Shadow Lords Leader Baroness Royall of Blaisdon said at House of Lords question time on 5 October 2010 that high public office came with responsibilities and that allegations of fraud should be reported to the police.
Labour's Lord Hughes of Woodside called on Lady Warsi, who was absent from the chamber, to come to the Lords to apologise for her comments.
Lady Warsi told the New Statesman magazine last week that there were "at least three seats where we lost, where we didn't gain the seat, based on electoral fraud".
She refused to identify the seats concerned but said the problems were "predominantly within the Asian community" and that Labour had been the beneficiary.
Justice minister Lord McNally said at question time that the government had reported no evidence of electoral fraud but that other organisations or people had made specific complaints about "a range of constituencies" which were being investigated.

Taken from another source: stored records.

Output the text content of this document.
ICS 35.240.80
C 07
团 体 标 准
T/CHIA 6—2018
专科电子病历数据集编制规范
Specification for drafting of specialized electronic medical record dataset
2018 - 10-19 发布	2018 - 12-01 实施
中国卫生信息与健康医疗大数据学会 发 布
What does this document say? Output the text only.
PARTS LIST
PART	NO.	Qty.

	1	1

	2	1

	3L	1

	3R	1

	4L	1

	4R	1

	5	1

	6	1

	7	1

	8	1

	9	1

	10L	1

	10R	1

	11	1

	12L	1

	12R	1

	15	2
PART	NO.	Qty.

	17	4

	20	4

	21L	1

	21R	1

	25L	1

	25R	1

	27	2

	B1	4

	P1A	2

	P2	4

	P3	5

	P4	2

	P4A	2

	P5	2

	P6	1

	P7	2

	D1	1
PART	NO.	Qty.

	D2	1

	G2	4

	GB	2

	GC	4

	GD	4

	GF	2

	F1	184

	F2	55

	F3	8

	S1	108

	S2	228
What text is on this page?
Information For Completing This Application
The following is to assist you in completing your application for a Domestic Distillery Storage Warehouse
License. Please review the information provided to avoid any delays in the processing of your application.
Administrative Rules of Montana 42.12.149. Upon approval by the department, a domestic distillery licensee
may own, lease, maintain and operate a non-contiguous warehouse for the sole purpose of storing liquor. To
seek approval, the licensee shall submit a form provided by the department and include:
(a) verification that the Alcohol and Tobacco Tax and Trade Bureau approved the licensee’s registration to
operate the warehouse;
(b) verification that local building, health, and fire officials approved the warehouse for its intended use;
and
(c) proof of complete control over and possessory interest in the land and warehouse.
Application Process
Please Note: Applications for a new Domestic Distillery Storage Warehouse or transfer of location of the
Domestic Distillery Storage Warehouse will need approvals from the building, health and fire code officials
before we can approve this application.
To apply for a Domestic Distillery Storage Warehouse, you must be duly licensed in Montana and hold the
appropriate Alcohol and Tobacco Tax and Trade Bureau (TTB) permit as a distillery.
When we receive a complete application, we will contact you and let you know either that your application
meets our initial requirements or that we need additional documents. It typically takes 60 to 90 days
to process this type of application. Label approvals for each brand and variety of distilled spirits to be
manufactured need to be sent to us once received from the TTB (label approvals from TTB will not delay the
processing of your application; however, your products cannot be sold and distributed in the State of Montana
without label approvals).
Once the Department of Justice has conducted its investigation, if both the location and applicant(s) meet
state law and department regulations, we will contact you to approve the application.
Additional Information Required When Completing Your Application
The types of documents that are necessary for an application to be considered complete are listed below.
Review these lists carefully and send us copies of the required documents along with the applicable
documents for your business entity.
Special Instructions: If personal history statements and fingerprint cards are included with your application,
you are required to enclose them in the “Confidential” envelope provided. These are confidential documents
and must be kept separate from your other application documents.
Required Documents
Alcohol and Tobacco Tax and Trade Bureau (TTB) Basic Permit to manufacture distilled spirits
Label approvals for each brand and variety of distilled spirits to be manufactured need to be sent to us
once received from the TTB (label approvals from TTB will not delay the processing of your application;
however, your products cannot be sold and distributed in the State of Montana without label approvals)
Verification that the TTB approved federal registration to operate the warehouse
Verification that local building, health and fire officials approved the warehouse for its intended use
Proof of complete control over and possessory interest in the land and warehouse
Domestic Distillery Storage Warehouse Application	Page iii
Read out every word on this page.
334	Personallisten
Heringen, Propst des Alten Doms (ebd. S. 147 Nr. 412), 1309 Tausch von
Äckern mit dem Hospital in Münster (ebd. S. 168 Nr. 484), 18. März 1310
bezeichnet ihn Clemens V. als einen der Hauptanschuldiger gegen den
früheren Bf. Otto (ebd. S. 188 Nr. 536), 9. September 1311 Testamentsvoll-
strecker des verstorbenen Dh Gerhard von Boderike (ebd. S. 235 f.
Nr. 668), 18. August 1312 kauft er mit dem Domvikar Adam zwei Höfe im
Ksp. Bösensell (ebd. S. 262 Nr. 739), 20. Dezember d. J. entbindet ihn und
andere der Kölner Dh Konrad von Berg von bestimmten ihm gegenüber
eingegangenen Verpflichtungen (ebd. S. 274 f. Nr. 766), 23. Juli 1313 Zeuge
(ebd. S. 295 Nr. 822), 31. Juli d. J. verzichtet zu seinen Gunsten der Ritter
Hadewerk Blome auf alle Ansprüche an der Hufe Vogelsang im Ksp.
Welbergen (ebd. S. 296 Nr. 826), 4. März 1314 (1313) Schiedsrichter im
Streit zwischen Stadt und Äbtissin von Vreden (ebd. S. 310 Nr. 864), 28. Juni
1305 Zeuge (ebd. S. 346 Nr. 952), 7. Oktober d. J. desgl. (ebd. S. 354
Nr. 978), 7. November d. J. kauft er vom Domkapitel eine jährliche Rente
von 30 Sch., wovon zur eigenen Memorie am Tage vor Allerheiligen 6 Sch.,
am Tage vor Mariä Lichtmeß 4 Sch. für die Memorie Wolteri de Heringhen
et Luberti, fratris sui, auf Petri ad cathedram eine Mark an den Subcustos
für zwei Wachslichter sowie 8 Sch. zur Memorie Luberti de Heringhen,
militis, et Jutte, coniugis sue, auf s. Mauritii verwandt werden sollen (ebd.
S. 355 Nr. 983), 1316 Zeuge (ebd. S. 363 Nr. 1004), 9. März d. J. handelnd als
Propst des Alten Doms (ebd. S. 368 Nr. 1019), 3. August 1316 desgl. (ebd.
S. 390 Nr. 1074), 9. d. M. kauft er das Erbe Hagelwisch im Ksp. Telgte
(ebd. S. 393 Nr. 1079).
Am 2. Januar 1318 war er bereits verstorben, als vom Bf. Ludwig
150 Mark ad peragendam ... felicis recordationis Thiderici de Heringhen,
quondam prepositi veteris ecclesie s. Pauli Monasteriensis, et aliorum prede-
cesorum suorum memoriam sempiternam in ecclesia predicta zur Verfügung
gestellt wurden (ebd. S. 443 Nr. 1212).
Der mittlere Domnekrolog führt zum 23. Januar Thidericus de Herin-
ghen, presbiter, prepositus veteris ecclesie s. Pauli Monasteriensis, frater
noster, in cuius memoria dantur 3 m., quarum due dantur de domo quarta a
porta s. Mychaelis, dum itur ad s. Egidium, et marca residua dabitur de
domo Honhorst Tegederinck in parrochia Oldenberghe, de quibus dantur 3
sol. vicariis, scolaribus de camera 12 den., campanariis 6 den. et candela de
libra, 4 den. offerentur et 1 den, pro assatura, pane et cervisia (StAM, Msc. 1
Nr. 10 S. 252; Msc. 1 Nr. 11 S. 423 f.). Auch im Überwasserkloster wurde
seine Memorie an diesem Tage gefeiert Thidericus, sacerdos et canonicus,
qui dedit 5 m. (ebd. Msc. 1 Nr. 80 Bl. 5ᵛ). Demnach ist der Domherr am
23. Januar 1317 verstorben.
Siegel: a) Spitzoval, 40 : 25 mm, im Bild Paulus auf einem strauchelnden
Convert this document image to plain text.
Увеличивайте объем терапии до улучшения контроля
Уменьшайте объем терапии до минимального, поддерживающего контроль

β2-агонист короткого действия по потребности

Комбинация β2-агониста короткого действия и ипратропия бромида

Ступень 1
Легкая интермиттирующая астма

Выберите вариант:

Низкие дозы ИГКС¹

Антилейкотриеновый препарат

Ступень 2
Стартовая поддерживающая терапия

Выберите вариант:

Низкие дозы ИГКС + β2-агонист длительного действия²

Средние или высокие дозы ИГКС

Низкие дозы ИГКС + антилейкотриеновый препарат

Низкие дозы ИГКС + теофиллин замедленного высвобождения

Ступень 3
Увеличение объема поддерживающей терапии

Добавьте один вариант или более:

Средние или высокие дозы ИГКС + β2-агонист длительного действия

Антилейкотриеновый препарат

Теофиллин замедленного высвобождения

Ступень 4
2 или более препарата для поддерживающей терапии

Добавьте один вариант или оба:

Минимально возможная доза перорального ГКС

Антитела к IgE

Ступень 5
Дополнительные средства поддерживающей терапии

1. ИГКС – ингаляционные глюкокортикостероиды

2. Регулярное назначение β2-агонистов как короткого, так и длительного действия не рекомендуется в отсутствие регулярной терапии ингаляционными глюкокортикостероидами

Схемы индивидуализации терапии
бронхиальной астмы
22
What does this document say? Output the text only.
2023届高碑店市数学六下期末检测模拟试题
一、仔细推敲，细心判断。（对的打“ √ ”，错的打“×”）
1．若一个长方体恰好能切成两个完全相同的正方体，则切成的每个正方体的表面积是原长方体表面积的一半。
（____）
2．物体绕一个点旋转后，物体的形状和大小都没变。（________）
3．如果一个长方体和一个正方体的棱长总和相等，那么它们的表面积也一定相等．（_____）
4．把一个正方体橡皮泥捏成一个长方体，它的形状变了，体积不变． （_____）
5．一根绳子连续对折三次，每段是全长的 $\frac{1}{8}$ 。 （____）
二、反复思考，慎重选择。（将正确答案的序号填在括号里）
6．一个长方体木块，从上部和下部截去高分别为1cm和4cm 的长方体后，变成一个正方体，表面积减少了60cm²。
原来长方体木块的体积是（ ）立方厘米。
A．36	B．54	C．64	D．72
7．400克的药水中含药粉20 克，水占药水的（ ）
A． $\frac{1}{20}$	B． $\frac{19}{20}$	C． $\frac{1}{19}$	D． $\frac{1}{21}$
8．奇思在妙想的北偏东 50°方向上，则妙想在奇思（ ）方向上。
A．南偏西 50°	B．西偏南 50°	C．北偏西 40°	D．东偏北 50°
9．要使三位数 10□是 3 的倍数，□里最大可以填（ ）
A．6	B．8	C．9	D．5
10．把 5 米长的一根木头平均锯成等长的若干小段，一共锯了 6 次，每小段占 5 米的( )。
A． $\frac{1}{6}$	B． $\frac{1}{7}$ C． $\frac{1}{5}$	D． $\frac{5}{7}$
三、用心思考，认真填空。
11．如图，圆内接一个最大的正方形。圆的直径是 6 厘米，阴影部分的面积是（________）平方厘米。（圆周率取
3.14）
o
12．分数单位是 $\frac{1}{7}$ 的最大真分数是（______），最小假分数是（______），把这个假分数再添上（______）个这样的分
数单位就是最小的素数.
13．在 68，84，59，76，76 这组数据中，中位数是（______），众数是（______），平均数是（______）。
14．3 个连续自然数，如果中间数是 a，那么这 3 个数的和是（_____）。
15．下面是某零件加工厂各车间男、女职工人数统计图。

Lady Royall said: "High public office including chairmanship of a party and membership of the cabinet comes with real responsibilities and if serious allegations are made about electoral fraud then there is a responsibility to report them to the police."
She added that she "regretted" the absence from the chamber of Lady Warsi.
Lord McNally said: "If anybody - anybody - has evidence of electoral fraud they should report it to the returning officer concerned and to the police. The government's attitude is that then we would expect the authorities to prosecute any offences with all thorough vigour."
Other questions focused on funding speed cameras, ministerial cars, and the range of electoral systems currently used in different parts of the UK.